118. A method for training a supervised model for use in the method of claim 1, wherein this supervised model comprises an encoder network that is configured to map biopolymer sequences to representations in an embedding functional space, wherein the supervised model is configured to predict a function of the biopolymer sequence based on the representations, and wherein the method comprises the steps of:

(a) providing a plurality of training biopolymer sequences, wherein each training biopolymer sequence is labelled with a function;

(b) mapping, using the encoder, each training biopolymer sequence to a representation in the embedding functional space;

(c) predicting, using the supervised model, based on these representations, the function of each training biopolymer sequence;

(d) determining, using a predetermined prediction loss function, for each training biopolymer sequence, how well the predicted function is in agreement with the function as per the label of the respective training biopolymer sequence; and

(e) optimizing parameters that characterize the behavior of the supervised model with the goal of improving the rating by said prediction loss function that results when further training biopolymer sequences are processed by the supervised model.

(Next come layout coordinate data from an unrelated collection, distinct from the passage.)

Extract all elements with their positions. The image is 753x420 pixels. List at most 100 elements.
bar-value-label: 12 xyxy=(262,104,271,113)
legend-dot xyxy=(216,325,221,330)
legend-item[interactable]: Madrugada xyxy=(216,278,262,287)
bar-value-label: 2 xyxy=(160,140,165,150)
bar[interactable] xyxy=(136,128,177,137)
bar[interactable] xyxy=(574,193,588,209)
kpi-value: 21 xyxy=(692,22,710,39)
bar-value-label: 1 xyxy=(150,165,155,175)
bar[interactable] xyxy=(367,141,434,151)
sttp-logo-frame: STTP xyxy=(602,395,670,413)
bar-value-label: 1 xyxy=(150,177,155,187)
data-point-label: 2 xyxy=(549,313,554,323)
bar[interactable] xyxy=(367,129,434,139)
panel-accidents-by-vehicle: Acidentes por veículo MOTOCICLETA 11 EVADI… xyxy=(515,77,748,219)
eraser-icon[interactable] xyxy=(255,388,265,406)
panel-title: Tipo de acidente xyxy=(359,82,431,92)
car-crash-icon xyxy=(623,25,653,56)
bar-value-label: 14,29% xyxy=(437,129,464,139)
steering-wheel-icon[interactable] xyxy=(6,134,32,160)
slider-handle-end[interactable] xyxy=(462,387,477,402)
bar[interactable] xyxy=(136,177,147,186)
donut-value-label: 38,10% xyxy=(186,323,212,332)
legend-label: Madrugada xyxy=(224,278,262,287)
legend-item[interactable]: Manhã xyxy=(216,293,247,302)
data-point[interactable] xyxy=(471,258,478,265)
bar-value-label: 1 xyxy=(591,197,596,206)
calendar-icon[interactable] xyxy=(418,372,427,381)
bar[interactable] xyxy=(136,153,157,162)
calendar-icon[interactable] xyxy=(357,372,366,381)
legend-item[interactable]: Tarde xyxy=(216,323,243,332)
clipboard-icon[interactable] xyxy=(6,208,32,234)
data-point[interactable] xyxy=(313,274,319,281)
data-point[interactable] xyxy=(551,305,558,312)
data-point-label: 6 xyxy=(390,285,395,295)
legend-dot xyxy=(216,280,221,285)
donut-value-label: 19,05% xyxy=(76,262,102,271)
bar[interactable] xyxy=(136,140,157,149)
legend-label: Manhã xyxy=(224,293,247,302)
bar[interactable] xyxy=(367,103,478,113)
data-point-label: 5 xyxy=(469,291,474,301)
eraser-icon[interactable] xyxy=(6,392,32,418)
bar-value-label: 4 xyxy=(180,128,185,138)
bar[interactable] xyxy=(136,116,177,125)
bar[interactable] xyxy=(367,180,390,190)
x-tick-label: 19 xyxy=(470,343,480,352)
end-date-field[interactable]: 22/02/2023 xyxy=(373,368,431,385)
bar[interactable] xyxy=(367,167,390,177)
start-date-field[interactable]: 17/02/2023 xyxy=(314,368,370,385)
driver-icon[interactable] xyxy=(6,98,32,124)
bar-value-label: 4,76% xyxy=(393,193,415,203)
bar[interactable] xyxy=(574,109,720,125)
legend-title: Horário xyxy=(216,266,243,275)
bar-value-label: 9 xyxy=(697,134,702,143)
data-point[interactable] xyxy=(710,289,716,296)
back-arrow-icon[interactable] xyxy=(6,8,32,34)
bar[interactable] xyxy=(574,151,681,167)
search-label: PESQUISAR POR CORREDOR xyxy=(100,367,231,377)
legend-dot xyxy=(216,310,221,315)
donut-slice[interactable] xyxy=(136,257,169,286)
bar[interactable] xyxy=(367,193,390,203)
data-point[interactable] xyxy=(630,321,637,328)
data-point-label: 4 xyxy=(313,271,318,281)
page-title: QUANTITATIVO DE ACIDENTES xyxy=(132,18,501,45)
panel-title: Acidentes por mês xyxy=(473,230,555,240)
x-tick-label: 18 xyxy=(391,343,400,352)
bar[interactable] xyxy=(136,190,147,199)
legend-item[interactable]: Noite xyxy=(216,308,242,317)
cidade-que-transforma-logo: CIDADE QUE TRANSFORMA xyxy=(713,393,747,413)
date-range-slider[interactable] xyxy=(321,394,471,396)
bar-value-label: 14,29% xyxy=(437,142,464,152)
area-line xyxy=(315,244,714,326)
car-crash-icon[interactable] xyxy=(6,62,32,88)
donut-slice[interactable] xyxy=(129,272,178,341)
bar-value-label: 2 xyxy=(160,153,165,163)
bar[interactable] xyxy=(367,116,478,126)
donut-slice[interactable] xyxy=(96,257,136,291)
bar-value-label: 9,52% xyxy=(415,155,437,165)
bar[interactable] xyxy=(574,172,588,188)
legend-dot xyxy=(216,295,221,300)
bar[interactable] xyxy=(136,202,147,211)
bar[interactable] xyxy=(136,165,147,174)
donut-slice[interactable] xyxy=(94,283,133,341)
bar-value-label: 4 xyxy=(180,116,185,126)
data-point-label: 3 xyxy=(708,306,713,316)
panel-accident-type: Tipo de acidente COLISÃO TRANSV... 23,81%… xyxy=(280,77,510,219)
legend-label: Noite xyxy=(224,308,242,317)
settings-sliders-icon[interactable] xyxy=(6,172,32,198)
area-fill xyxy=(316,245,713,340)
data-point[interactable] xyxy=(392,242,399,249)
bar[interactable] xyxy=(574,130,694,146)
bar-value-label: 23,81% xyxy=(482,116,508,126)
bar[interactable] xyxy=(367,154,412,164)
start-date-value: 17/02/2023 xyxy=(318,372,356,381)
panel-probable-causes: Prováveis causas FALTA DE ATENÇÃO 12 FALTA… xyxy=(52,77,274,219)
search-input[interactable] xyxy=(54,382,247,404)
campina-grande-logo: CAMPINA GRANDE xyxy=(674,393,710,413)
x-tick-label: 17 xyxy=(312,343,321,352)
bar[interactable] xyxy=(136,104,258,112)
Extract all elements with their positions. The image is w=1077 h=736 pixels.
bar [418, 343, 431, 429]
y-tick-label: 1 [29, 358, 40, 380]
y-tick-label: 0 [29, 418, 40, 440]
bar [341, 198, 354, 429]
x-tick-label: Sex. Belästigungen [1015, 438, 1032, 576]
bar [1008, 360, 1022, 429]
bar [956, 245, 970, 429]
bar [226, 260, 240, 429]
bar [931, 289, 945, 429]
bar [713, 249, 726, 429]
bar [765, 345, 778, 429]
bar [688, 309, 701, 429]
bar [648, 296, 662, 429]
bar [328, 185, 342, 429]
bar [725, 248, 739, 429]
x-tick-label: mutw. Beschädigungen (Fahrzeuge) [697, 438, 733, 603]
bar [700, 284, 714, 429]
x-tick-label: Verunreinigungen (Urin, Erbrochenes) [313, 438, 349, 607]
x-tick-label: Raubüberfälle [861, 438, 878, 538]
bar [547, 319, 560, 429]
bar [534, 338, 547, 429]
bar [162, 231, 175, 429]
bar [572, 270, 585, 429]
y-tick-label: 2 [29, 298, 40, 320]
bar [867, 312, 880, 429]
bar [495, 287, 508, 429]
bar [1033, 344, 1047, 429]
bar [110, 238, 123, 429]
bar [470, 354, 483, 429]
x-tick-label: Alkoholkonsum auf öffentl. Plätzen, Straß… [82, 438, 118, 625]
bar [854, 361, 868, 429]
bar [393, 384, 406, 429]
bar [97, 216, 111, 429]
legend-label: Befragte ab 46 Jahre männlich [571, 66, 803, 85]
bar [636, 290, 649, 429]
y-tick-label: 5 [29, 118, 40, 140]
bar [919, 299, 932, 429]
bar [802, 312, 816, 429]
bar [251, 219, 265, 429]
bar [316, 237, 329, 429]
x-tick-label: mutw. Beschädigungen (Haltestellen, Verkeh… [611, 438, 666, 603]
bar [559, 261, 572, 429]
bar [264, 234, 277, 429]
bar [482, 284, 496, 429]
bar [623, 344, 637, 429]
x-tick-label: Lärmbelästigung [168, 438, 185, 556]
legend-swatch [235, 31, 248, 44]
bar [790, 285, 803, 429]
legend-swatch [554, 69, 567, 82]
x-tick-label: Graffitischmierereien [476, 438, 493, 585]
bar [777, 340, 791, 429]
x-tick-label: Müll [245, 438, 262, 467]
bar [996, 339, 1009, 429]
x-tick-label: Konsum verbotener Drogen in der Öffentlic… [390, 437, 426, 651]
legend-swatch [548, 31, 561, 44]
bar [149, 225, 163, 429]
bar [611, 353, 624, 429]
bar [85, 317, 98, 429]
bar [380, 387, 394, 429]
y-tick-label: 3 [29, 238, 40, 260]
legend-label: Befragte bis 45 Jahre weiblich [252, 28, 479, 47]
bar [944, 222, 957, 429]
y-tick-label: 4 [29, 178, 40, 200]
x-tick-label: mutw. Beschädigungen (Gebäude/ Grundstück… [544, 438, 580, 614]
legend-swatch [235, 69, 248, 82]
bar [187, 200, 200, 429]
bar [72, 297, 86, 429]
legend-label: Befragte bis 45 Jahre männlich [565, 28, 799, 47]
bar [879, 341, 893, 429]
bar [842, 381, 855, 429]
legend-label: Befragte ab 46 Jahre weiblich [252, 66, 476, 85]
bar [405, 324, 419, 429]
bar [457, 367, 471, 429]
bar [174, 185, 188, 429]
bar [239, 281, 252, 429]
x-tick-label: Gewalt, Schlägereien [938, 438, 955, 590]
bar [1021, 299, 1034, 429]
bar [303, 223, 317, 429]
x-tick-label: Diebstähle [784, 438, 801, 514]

119. A method for training a decoder for use in a method or system according to claim 1, wherein the decoder is configured to map a representation of a biopolymer sequence from an embedding functional space to a probabilistic biopolymer sequence, comprising the steps of:

(a) providing a plurality of representations of biopolymer sequences in the embedding functional space;

(b) mapping, using the decoder, each representation to a probabilistic biopolymer sequence;

(c) drawing a sample biopolymer sequence from each probabilistic biopolymer sequence;

(d) mapping, using a trained encoder, this sample biopolymer sequence to a representation in said embedding functional space;

(e) determining, using a predetermined reconstruction loss function, how well each so-determined representation is in agreement with the corresponding original representation; and

(f) optimizing parameters that characterize the behavior of the decoder with the goal of improving the rating by said reconstruction loss function that results when further representations of biopolymer sequences from said embedding functional space are processed by the decoder.

120. (canceled)

121. A method for training an ensemble of a supervised model and a decoder,

wherein the supervised model comprises an encoder network that is configured to map biopolymer sequences to representations in an embedding functional space,

wherein the supervised model is configured to predict a function of the biopolymer sequence based on the representations,

wherein the decoder is configured to map a representation of a biopolymer sequence from an embedding functional space to a probabilistic biopolymer sequence, and wherein the method comprises the steps of: (a) providing a plurality of training biopolymer sequences, wherein each training biopolymer sequence is labelled with a function; (b) mapping, using the encoder, each training biopolymer sequence to a representation in the embedding functional space; (c) predicting, using the supervised model, based on these representations, the function of each training biopolymer sequence; (d) mapping, using the decoder, each representation in the embedding functional space to a probabilistic biopolymer sequence; (e) drawing a sample biopolymer sequence from the probabilistic biopolymer sequence; (f) determining, using a predetermined prediction loss function, for each training biopolymer sequence, how well the predicted function is in agreement with the function as per the label of the respective training biopolymer sequence; (g) determining, using a predetermined reconstruction loss function, for each sample biopolymer sequence, how well it is in agreement with the original training biopolymer sequence from which it was produced; (h) optimizing parameters that characterize the behavior of the supervised model and parameters that characterize the behavior of the decoder with the goal of improving the rating by a predetermined combination of the prediction loss function and the reconstruction loss function.

122. A set of parameters that characterize the behavior of a supervised model, an encoder or a decoder, obtained by the method of claim 118.